For the evildoers shall be cut off,
but those who wait for the Lord shall inherit the land.
In just a little while, the wicked will be no more;
though you look carefully at his place, he will not be there. Psalms 37:7-10

The justice of God calls for the eventual prospering of the righteous and damnation of the wicked. Therefore, believers should not fret over the transient prosperity of the wicked, but continue to devote themselves to godliness and good works.

Believers must take the initiative to care for one another in the church.

Paul calls for believers of the church to take up the responsibility of caring for widows in their midst while freeing the church’s resources for widows who have no dependants. Most people do not see caring for the needy in their midst as their responsibility thinking there is always someone else who would do it. Or they would do all kinds of superfluous things to help short of giving practical help and financial assistance. Some even think that since it’s more blessed to give than to receive,  they would gladly let others have the privilege and blessing of helping the needy person. It is regrettable that many still see money as more important than people. The distinctive of a true family of God is sincere love through practical care for one another. The church’s primary responsibility is to regenerate the hearts of people, not to provide financial aid.

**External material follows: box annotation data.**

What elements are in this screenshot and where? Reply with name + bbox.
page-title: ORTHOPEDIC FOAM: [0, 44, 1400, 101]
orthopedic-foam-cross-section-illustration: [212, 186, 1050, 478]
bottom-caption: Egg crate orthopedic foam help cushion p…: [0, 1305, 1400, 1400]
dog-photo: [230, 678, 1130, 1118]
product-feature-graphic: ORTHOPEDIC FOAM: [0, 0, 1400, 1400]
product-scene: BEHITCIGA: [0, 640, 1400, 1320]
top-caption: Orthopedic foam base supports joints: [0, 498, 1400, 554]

Are there people in your church who are alone in their struggles? Even though you may not know them, make an effort to approach and fellowship with them. Come out of your comfort zone of familiar people by reaching out to those who are lonely. In doing so, you fulfill the distinctive of pure religion, which is to visit orphans and widows in their affliction and keep oneself unstained from the world (see James 1:27).

Dear Lord, I desire to emerge from the comfort zone of familiar people and reach out to those who are alone in their struggles. Shower me with your favour and mercies as I devote myself to good works and to assist those who are in distress. In Jesus’ name I pray. Amen.